26/04/2019

Croire sans pourquoi (2ème dimanche de Pâques)


Rien n’a changé depuis 2000 ans. Comme Thomas, nous voulons des preuves de la résurrection, nous voulons pouvoir justifier le bienfondé de notre foi. Thomas est surnommé le jumeau, mais le texte ne dit pas de qui. Il est le jumeau de tous ceux qui lui ressemblent, hier et aujourd’hui, le jumeau de tous ceux qui veulent des raisons de croire.

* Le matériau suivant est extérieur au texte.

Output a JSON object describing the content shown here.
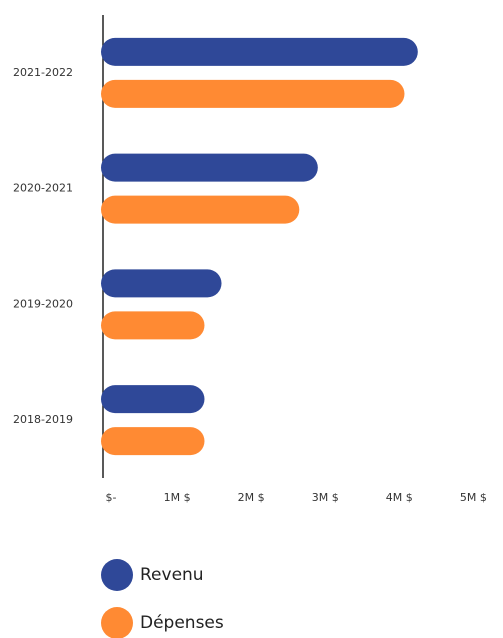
{
  "chart_data": {
    "type": "hbar",
    "categories": [
      "2021-2022",
      "2020-2021",
      "2019-2020",
      "2018-2019"
    ],
    "series": [
      {
        "name": "Revenu",
        "color": "#2f4898",
        "values": [
          4.25,
          2.9,
          1.6,
          1.37
        ]
      },
      {
        "name": "Dépenses",
        "color": "#ff8a33",
        "values": [
          4.07,
          2.65,
          1.37,
          1.37
        ]
      }
    ],
    "xlim": [
      0,
      5.4
    ],
    "xticks": [
      {
        "value": 0,
        "label": "$-"
      },
      {
        "value": 1,
        "label": "1M $"
      },
      {
        "value": 2,
        "label": "2M $"
      },
      {
        "value": 3,
        "label": "3M $"
      },
      {
        "value": 4,
        "label": "4M $"
      },
      {
        "value": 5,
        "label": "5M $"
      }
    ],
    "legend": "bottom-left"
  }
}
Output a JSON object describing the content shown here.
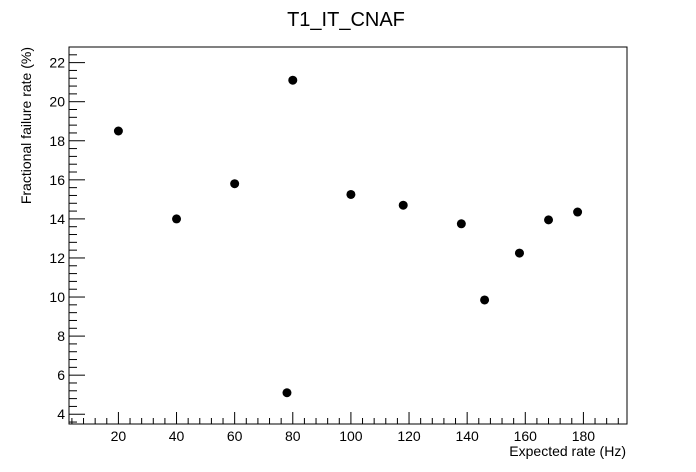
{
  "chart_data": {
    "type": "scatter",
    "title": "T1_IT_CNAF",
    "xlabel": "Expected rate (Hz)",
    "ylabel": "Fractional failure rate (%)",
    "xlim": [
      3,
      195
    ],
    "ylim": [
      3.5,
      22.8
    ],
    "x_ticks": [
      20,
      40,
      60,
      80,
      100,
      120,
      140,
      160,
      180
    ],
    "x_minor_step": 4,
    "y_ticks": [
      4,
      6,
      8,
      10,
      12,
      14,
      16,
      18,
      20,
      22
    ],
    "y_minor_step": 0.4,
    "grid": false,
    "legend": "none",
    "marker_color": "#000000",
    "points": [
      {
        "x": 20,
        "y": 18.5
      },
      {
        "x": 40,
        "y": 14.0
      },
      {
        "x": 60,
        "y": 15.8
      },
      {
        "x": 78,
        "y": 5.1
      },
      {
        "x": 80,
        "y": 21.1
      },
      {
        "x": 100,
        "y": 15.25
      },
      {
        "x": 118,
        "y": 14.7
      },
      {
        "x": 138,
        "y": 13.75
      },
      {
        "x": 146,
        "y": 9.85
      },
      {
        "x": 158,
        "y": 12.25
      },
      {
        "x": 168,
        "y": 13.95
      },
      {
        "x": 178,
        "y": 14.35
      }
    ]
  }
}
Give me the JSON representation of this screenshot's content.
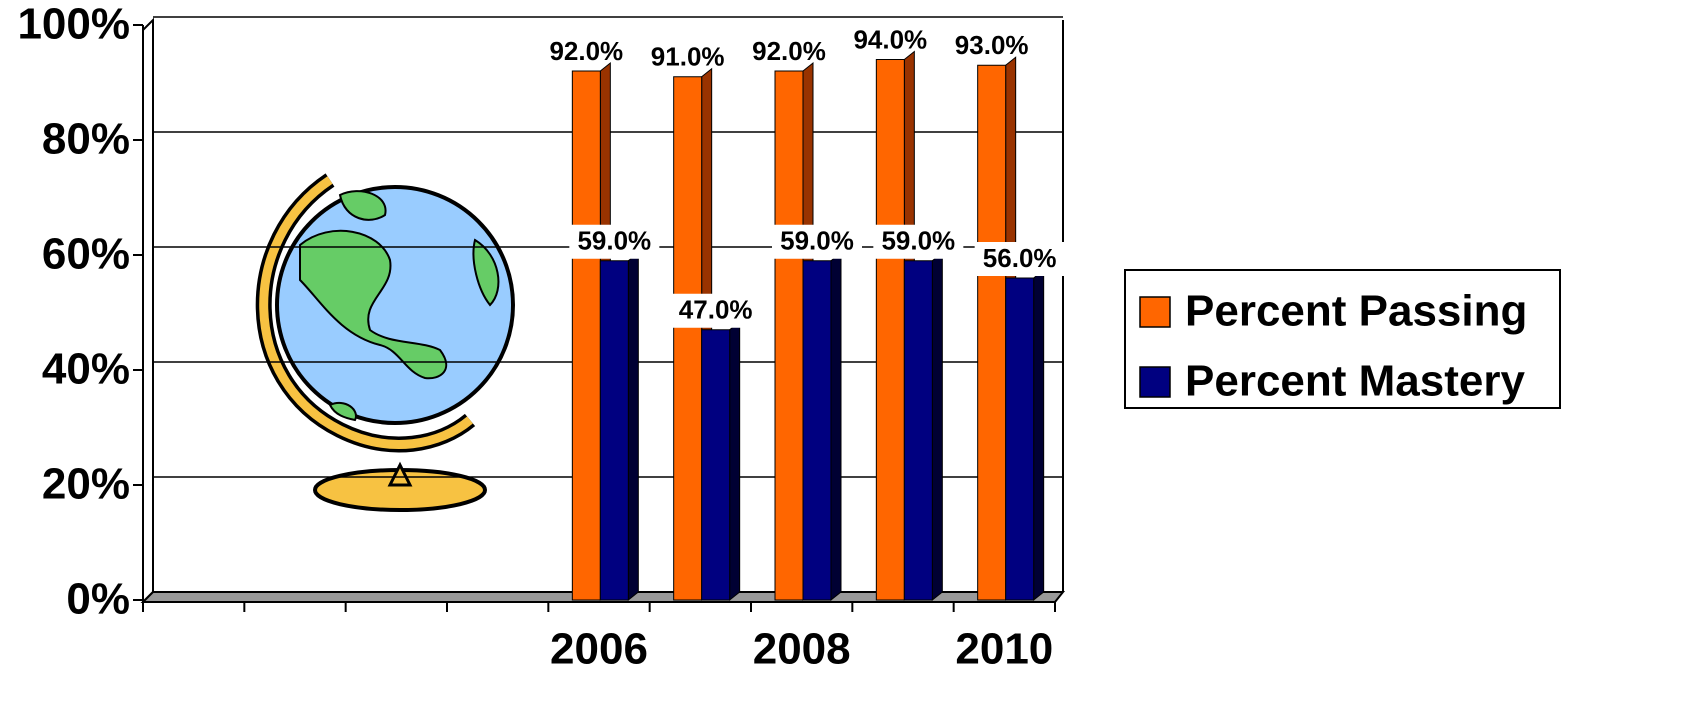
{
  "chart_data": {
    "type": "bar",
    "categories": [
      null,
      null,
      null,
      null,
      "2006",
      null,
      "2008",
      null,
      "2010"
    ],
    "series": [
      {
        "name": "Percent Passing",
        "color": "#ff6600",
        "values": [
          null,
          null,
          null,
          null,
          92,
          91,
          92,
          94,
          93
        ],
        "value_labels": [
          null,
          null,
          null,
          null,
          "92.0%",
          "91.0%",
          "92.0%",
          "94.0%",
          "93.0%"
        ]
      },
      {
        "name": "Percent Mastery",
        "color": "#000080",
        "values": [
          null,
          null,
          null,
          null,
          59,
          47,
          59,
          59,
          56
        ],
        "value_labels": [
          null,
          null,
          null,
          null,
          "59.0%",
          "47.0%",
          "59.0%",
          "59.0%",
          "56.0%"
        ]
      }
    ],
    "ylim": [
      0,
      100
    ],
    "yticks": [
      {
        "value": 0,
        "label": "0%"
      },
      {
        "value": 20,
        "label": "20%"
      },
      {
        "value": 40,
        "label": "40%"
      },
      {
        "value": 60,
        "label": "60%"
      },
      {
        "value": 80,
        "label": "80%"
      },
      {
        "value": 100,
        "label": "100%"
      }
    ],
    "grid": true,
    "legend": "right"
  }
}
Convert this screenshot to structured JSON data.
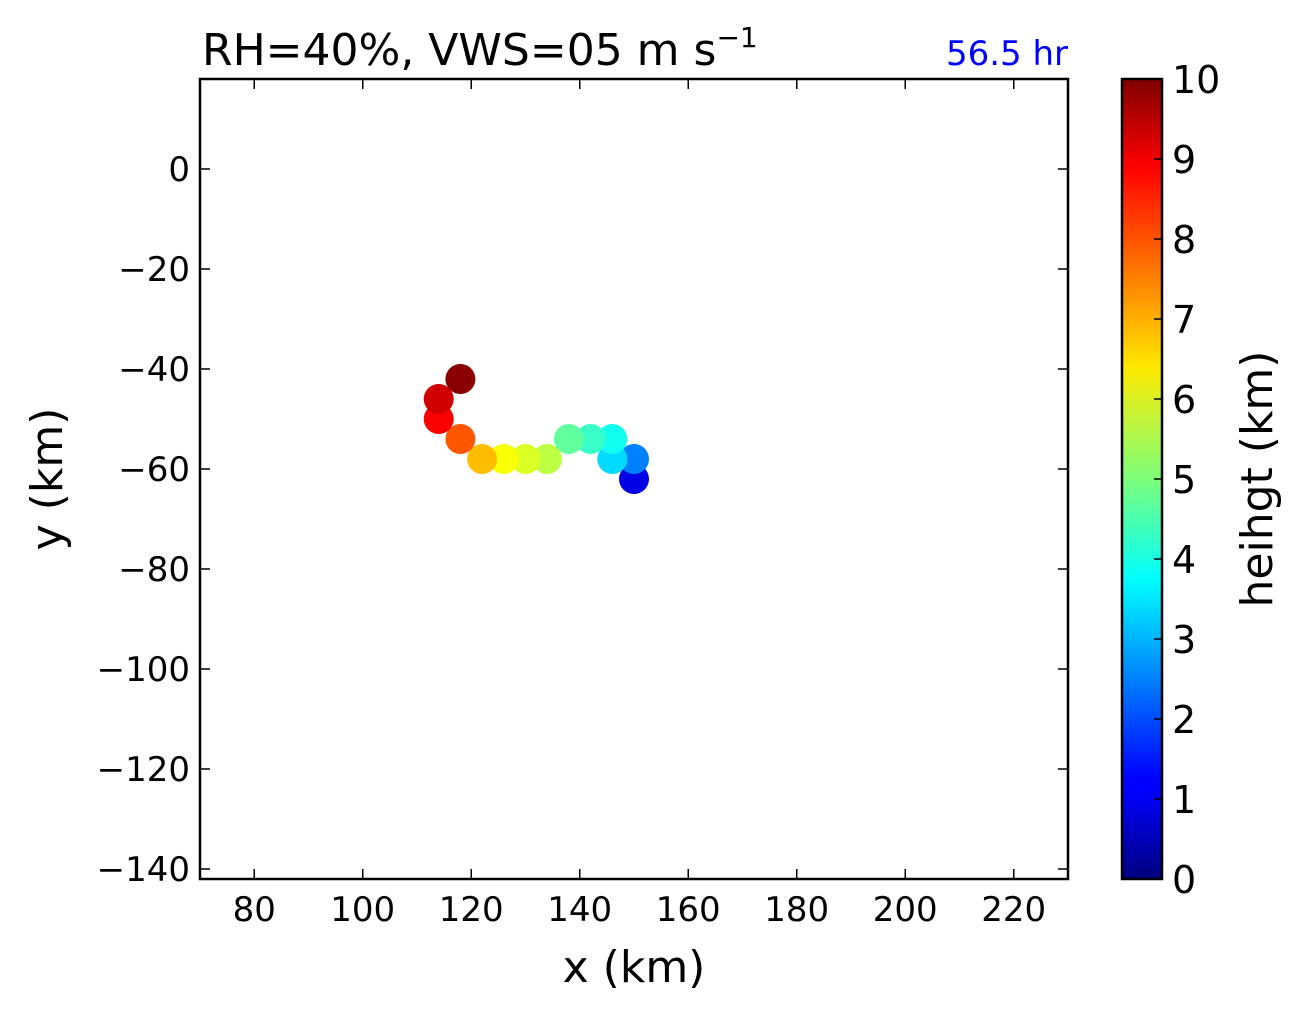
{
  "chart_data": {
    "type": "scatter",
    "title": {
      "main": "RH=40%, VWS=05 m s",
      "superscript": "−1"
    },
    "annotation": {
      "text": "56.5 hr",
      "color": "#0000ff",
      "placement": "top-right"
    },
    "xlabel": "x (km)",
    "ylabel": "y (km)",
    "xlim": [
      70,
      230
    ],
    "ylim": [
      -142,
      18
    ],
    "xticks": [
      80,
      100,
      120,
      140,
      160,
      180,
      200,
      220
    ],
    "xtick_labels": [
      "80",
      "100",
      "120",
      "140",
      "160",
      "180",
      "200",
      "220"
    ],
    "yticks": [
      0,
      -20,
      -40,
      -60,
      -80,
      -100,
      -120,
      -140
    ],
    "ytick_labels": [
      "0",
      "−20",
      "−40",
      "−60",
      "−80",
      "−100",
      "−120",
      "−140"
    ],
    "grid": false,
    "colorbar": {
      "label": "heihgt (km)",
      "colormap": "jet",
      "range": [
        0,
        10
      ],
      "ticks": [
        0,
        1,
        2,
        3,
        4,
        5,
        6,
        7,
        8,
        9,
        10
      ],
      "tick_labels": [
        "0",
        "1",
        "2",
        "3",
        "4",
        "5",
        "6",
        "7",
        "8",
        "9",
        "10"
      ]
    },
    "points": [
      {
        "x": 150,
        "y": -62,
        "height": 1.0
      },
      {
        "x": 150,
        "y": -58,
        "height": 2.5
      },
      {
        "x": 146,
        "y": -58,
        "height": 3.4
      },
      {
        "x": 146,
        "y": -54,
        "height": 3.9
      },
      {
        "x": 142,
        "y": -54,
        "height": 4.3
      },
      {
        "x": 138,
        "y": -54,
        "height": 4.7
      },
      {
        "x": 134,
        "y": -58,
        "height": 5.6
      },
      {
        "x": 130,
        "y": -58,
        "height": 5.9
      },
      {
        "x": 126,
        "y": -58,
        "height": 6.2
      },
      {
        "x": 122,
        "y": -58,
        "height": 6.9
      },
      {
        "x": 118,
        "y": -54,
        "height": 7.9
      },
      {
        "x": 114,
        "y": -50,
        "height": 8.8
      },
      {
        "x": 114,
        "y": -46,
        "height": 9.2
      },
      {
        "x": 118,
        "y": -42,
        "height": 9.9
      }
    ]
  }
}
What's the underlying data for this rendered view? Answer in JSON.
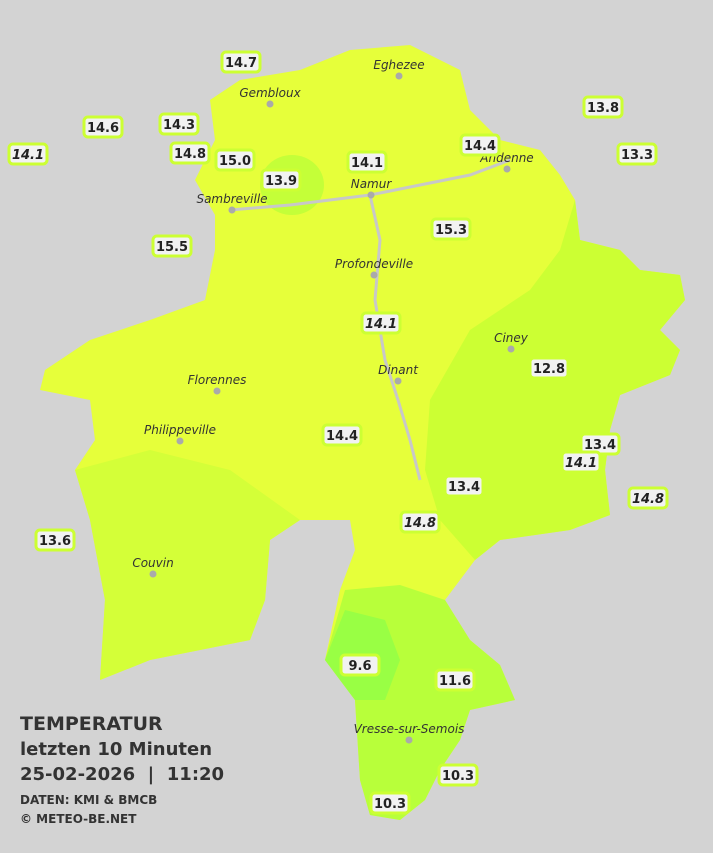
{
  "title": "TEMPERATUR",
  "subtitle": "letzten 10 Minuten",
  "datetime": "25-02-2026  |  11:20",
  "source": "DATEN: KMI & BMCB",
  "copyright": "© METEO-BE.NET",
  "cities": [
    "Eghezee",
    "Gembloux",
    "Andenne",
    "Namur",
    "Sambreville",
    "Profondeville",
    "Ciney",
    "Dinant",
    "Florennes",
    "Philippeville",
    "Couvin",
    "Vresse-sur-Semois"
  ],
  "stations": [
    {
      "label": "14.7",
      "italic": false
    },
    {
      "label": "14.6",
      "italic": false
    },
    {
      "label": "14.3",
      "italic": false
    },
    {
      "label": "14.1",
      "italic": true
    },
    {
      "label": "14.8",
      "italic": false
    },
    {
      "label": "15.0",
      "italic": false
    },
    {
      "label": "13.9",
      "italic": false
    },
    {
      "label": "14.1",
      "italic": false
    },
    {
      "label": "14.4",
      "italic": false
    },
    {
      "label": "13.8",
      "italic": false
    },
    {
      "label": "13.3",
      "italic": false
    },
    {
      "label": "15.5",
      "italic": false
    },
    {
      "label": "15.3",
      "italic": false
    },
    {
      "label": "14.1",
      "italic": true
    },
    {
      "label": "12.8",
      "italic": false
    },
    {
      "label": "14.4",
      "italic": false
    },
    {
      "label": "13.4",
      "italic": false
    },
    {
      "label": "14.1",
      "italic": true
    },
    {
      "label": "13.4",
      "italic": false
    },
    {
      "label": "14.8",
      "italic": true
    },
    {
      "label": "14.8",
      "italic": true
    },
    {
      "label": "13.6",
      "italic": false
    },
    {
      "label": "9.6",
      "italic": false
    },
    {
      "label": "11.6",
      "italic": false
    },
    {
      "label": "10.3",
      "italic": false
    },
    {
      "label": "10.3",
      "italic": false
    }
  ]
}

Chacun d’entre nous connait le catéchisme. Et personne ne va tomber dans le panneau. Si nous croyons en la résurrection, c’est justement que nous ne demandons pas de preuve. « Heureux qui croit sans avoir vu ». Formellement, c’est vrai. Mais dans les faits...
Cette semaine, une femme d’une quarantaine d’années me parle de sa vie passablement cabossée. Elle s’en sort, veut s’en sortir, et sans doute y parviendra. Elle croit, elle est de plus en plus croyante. « Je crois parce que Dieu m’a sauvée ». Plusieurs d’entre nous se sentiraient bien petits devant cette profession de foi, n’auraient pas su dire cela.
Et pourtant, je vous prie d’excuser mon impertinence, je ne suis pas convaincu. Convaincu de la vérité, de l’engagement de cette femme dans sa confession de foi, si, je le suis. Qu’elle ait vécu certains moments de sa vie comme un soutien, un salut du Seigneur, je n’en doute pas. Non, ce n’est pas de sa foi que je ne suis pas convaincu, mais de la justification de sa foi ‑ je crois parce qu’il m’a sauvée ‑ et de la justesse de notre admiration.
Croire en Jésus, depuis le tombeau vide, depuis que Jésus n’est pas visible, c’est passer par le dépouillement, la dépossession. Croire en Jésus, c’est accepter de tout perdre. « Qui garde sa vie la perdra, qui perd sa vie la sauvera. » On trouve en Paul ces mots : « Désormais je considère tout comme désavantageux à cause de la supériorité de la connaissance du Christ Jésus mon Seigneur. À cause de lui j'ai accepté de tout perdre, je considère tout comme déchets, afin de gagner le Christ » (Ph 3, 8)
Qu’il faille pour croire se débarrasser des mauvaises idées sur Dieu et la foi, c’est une évidence, renouveler notre façon de penser. Mais ce sont aussi les bonnes idées qu’il faut abandonner. Ainsi, si nous croyons, ce n’est pas pour ou parce que…
Je ne crois pas parce que Dieu m’a sauvé, parce que Dieu me donne sa paix ou sa joie, parce que Dieu me le commande. Toutes ces bonnes raisons sont comme des balayures ; elles sont les doigts dans les traces et les plaies de la passion. S’il y a de bonnes raisons de croire, ce n’est plus croire ! Si croire est justifié par de bonnes raisons, si croire est justifié, ce n’est plus croire. Ne serait-ce que parce que c’est croire qui justifie, qui rend juste.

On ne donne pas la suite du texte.